If You Give a Developer a Subsidy
One of my favorite books as a child was If You Give a Mouse a Cookie. “If you give a mouse a cookie,” the story begins, “he’s going to ask for a glass of milk.” Before long the mouse receives a haircut, a nap complete with a bedtime story, and more. The lesson I took away was to be wary of open-ended gift giving.
A similar story has been taking place in the St. Louis area during recent years. After threatening to locate its headquarters in downtown St. Louis back in 2008, Centene was given a $22 million cookie from Clayton. Now it’s back for a $100 million glass of milk.
Currently headquartered in downtown Clayton, the healthcare giant is proposing a $772 million expansion along Forsyth Blvd. Construction would include office space that Centene could use for its own employees or lease out to other businesses. The expansion may benefit the city, but between Centene’s success, their reasons for expanding, and Clayton’s thriving downtown, it’s hard to justify asking taxpayers to contribute.
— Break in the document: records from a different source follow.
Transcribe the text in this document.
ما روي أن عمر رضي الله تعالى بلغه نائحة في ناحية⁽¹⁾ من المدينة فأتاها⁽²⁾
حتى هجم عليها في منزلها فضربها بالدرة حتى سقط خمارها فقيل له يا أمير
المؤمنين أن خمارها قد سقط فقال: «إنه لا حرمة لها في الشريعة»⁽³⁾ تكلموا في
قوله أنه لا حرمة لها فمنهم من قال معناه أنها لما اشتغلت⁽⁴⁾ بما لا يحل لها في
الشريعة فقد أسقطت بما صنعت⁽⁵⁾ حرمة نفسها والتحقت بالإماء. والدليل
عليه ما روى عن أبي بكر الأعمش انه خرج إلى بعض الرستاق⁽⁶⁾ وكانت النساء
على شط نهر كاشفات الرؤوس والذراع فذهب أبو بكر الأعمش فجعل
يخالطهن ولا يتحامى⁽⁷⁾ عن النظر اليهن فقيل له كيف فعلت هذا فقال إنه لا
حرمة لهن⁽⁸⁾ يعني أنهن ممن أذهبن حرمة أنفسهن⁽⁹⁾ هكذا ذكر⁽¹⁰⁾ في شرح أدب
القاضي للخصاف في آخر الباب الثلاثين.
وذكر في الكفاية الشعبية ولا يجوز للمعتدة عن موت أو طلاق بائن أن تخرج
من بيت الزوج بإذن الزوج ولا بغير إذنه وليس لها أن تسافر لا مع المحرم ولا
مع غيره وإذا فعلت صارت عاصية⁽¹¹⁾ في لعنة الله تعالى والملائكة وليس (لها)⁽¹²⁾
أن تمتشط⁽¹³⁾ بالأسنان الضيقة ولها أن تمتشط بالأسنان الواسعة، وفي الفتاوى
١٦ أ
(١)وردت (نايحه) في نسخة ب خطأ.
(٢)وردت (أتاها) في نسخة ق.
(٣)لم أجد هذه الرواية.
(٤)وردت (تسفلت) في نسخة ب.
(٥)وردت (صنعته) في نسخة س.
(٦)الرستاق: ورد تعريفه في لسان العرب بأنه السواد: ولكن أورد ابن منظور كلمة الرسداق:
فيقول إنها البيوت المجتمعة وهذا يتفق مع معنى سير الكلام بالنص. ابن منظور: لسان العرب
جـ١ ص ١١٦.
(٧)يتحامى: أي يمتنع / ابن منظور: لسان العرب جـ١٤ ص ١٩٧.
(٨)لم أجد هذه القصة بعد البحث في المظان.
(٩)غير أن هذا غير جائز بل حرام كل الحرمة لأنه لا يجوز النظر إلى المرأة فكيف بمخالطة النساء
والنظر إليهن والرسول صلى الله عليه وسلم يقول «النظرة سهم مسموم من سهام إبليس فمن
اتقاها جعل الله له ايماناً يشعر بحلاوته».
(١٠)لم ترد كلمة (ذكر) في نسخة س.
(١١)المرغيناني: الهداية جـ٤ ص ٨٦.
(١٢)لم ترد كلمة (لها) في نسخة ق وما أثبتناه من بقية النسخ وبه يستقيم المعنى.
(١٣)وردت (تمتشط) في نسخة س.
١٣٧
Centene is a rapidly growing enterprise. In 2015 the company added 4,800 jobs nationwide and revenue grew 35% from $15.7 billion to $21.3 billion. This fact alone shouldn’t deter incentives, but when we combine this fact with Clayton’s developmental success there isn’t much of an argument for the proposed property tax abatement. Supporters of tax breaks argue they should be used if an area would otherwise lack investment, but in an area as affluent as Clayton potential investors have not been hard to come by.
But if subsidies aren’t offered to the Fortune 500 company, isn’t it possible that it will pack its bags and move somewhere else? It’s possible, but not probable. Centene has spent millions acquiring land parcels along Forsyth over the past four years, so expansion has been on the horizon for a while. What is much more likely is that without subsidies the expansion will not be quite as large, and perhaps it shouldn’t be.
Centene houses around 1,000 employees in Clayton and leases roughly half its office space to other companies. The new plan is modeled on the same structure and would be large enough for 2,000 Centene employees and office space that the company could then lease out to increase its revenue. There’s nothing wrong with a business diversifying its income portfolio, but the red flag should go up when this opportunity is only available with the help of taxpayer money.
Tax breaks have become ingrained in our development culture, and they have created an unfair environment where some companies gain competitive advantages over others. It does our community little good to continue this trend, and Clayton should decide if giving away a full glass of milk would benefit anyone.